In decision tree algorithms, handling categorical features requires special consideration. Unlike numerical features where natural ordering exists, categorical variables need different strategies for finding optimal splits. Here’s how we handle categorical splits for different types of problems:

Binary Classification and Regression:
- We group categories based on their relationship with the target variable
- Each category’s contribution to the target is measured through mean target values
- Categories are sorted and systematically grouped to find the most effective split point
Multiclass Classification:
- We examine how each category relates to multiple classes
- Since classes don’t have natural ordering
- We explore different ways to group categories by considering all possible class orderings

Binary Classification and Regression

For each categorical value \(k\), we calculate its mean target value to understand how that category relates to what we’re trying to predict:

\[ \mu_k = \frac{\sum_{i \in C_k} y_i w_i}{\sum_{i \in C_k} w_i} \]

Where:

\(C_k\): Set of samples belonging to category \(k\)
\(y_i\): Target value for sample \(i\)
\(w_i\): Sample weight for instance \(i\)

Detailed Steps:

Sort categories by their mean target values (\(\mu_k\)) in descending order:

\[ \mu_1 \geq \mu_2 \geq \dots \geq \mu_m \]
Evaluate all possible splits: For each potential split point \(t\) between 1 and \(m-1\) categories:
- Left node: Top \(t\) categories (higher mean values)
- Right node: Remaining \(m-t\) categories (lower mean values)
Select the split that gives the best prediction performance by minimizing:
- For regression: Mean Squared Error
- For binary classification: Gini Impurity

Multiclass Classification

When dealing with multiple classes (3+ categories), we need a more sophisticated approach since there’s no natural ordering between classes.

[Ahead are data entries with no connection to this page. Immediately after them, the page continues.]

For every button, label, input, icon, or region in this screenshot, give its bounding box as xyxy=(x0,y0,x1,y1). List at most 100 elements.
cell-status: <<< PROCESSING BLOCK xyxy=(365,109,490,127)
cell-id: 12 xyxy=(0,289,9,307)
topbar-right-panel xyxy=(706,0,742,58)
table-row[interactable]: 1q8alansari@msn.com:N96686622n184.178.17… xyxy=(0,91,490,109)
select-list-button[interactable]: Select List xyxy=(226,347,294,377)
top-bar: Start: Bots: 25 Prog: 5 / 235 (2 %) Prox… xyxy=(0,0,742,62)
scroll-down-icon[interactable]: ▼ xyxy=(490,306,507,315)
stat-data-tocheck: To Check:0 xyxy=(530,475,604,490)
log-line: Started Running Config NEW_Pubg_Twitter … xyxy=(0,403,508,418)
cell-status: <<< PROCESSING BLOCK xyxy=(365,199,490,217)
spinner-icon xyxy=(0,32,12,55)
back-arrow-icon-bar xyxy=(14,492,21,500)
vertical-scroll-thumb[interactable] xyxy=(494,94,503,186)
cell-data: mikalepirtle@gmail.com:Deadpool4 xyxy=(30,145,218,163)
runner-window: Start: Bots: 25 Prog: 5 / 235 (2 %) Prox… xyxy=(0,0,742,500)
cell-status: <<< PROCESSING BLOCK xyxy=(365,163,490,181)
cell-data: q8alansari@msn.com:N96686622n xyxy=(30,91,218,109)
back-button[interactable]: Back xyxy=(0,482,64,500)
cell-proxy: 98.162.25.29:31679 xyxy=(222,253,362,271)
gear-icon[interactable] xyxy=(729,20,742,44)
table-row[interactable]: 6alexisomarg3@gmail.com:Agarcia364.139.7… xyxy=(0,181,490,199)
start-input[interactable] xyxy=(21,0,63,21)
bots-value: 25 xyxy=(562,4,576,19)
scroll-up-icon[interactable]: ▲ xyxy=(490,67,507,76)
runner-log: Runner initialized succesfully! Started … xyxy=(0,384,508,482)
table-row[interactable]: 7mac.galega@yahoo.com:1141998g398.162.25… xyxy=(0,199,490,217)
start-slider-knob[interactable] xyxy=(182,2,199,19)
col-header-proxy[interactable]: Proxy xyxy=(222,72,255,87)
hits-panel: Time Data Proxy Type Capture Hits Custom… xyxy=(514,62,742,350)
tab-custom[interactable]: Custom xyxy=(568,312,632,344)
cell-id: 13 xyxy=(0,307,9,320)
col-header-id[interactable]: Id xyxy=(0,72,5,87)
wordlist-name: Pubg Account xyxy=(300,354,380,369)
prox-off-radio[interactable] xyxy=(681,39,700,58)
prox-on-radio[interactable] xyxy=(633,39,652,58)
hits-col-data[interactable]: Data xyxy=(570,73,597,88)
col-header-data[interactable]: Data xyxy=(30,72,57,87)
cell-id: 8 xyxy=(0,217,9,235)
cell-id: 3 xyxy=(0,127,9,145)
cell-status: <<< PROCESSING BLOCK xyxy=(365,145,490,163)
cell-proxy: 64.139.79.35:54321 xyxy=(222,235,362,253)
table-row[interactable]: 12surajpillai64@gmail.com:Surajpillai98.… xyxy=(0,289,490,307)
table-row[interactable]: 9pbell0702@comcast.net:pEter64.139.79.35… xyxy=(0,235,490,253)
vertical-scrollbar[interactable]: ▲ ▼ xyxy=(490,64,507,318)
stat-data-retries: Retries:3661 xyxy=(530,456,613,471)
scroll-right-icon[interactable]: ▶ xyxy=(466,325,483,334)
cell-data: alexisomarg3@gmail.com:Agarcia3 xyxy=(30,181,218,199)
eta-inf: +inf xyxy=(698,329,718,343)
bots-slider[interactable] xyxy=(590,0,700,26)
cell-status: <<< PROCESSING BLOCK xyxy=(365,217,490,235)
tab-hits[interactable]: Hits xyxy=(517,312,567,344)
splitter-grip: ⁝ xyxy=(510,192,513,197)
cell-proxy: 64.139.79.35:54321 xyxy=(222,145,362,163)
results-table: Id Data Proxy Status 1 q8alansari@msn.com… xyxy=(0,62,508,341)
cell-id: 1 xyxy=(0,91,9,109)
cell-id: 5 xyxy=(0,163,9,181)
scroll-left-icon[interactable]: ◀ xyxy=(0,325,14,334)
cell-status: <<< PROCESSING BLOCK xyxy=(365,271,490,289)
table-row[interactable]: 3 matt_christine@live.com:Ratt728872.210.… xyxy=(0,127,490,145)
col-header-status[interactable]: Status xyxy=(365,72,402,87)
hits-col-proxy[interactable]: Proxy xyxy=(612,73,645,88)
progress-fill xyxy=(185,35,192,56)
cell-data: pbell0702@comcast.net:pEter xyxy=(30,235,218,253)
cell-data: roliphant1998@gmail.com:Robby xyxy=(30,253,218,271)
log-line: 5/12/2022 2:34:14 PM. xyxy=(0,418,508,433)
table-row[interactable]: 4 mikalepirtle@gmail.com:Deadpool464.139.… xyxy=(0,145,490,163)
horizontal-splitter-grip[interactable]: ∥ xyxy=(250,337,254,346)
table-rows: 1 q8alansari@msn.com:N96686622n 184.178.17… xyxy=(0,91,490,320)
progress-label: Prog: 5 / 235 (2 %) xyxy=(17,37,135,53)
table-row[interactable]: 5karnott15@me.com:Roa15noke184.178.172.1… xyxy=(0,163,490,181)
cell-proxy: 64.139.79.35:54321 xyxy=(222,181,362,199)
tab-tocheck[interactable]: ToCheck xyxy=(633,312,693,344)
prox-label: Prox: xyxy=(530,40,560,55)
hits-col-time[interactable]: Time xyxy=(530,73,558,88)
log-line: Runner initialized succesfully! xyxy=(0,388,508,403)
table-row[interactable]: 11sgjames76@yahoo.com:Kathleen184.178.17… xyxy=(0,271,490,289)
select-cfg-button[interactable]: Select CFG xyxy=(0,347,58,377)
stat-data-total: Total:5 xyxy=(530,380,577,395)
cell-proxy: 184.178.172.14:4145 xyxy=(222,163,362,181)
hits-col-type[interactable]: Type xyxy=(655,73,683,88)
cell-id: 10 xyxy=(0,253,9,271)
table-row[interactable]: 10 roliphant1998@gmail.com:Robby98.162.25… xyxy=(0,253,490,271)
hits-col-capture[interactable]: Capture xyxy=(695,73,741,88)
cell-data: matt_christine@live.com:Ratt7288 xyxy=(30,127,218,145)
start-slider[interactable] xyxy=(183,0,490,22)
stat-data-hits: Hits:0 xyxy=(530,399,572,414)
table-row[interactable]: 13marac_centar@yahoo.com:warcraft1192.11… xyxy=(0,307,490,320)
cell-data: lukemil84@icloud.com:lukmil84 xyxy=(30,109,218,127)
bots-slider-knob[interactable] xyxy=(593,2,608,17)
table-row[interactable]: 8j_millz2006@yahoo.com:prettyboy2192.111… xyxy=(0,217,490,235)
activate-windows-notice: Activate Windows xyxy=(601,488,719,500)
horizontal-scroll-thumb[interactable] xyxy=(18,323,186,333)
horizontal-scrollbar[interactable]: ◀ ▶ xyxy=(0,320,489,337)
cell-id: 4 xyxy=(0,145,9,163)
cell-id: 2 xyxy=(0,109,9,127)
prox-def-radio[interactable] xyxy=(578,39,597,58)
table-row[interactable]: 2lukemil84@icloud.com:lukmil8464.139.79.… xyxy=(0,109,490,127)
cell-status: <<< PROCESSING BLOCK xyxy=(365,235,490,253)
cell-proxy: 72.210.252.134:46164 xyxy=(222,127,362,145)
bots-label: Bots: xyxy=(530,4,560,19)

1. Class Distribution Calculation

Calculate how each category relates to each possible class:

\[ p_{k,j} = \frac{\sum_{i \in C_k} I(y_i=j)w_i}{\sum_{i \in C_k} w_i} \]

Where:

\(p_{k,j}\): Proportion of class \(j\) in category \(k\)
\(I(y_i=j)\): Equals 1 if sample \(i\) belongs to class \(j\), 0 otherwise

2. Permutation-based Ordering

Since we don’t know the best way to order classes, we try all possible arrangements:

Consider all ways to order the classes
For each ordering \(\pi\), we compare categories \(k_1\) and \(k_2\) based on:
- Their class distributions matching up to some position
- The first position where they differ determines their order

3. Split Evaluation

For each class ordering \(\pi\) and split point \(t\):

Calculate node purity using Gini impurity:

\[ Gini(S) = 1 - \sum_{j=1}^C p_j^2 \]

Where \(p_j\) is the proportion of class \(j\) in a node
Calculate weighted average impurity for both child nodes:

\[ Gini_{split} = \frac{n_L}{n}Gini(S_L) + \frac{n_R}{n}Gini(S_R) \]

Where:
- \(n_L, n_R\): Number of samples (weighted) in left and right nodes
- \(S_L, S_R\): Samples in left and right nodes

4. Best Split Selection

Find the optimal split by minimizing impurity across all possible:

Class orderings (\(\pi\))
Split points (\(t\))

\[ split^* = \arg\min_{\pi, t} Gini_{split}(\pi, t) \]

This comprehensive approach ensures we find the most effective way to group categorical values, regardless of the problem type or number of classes.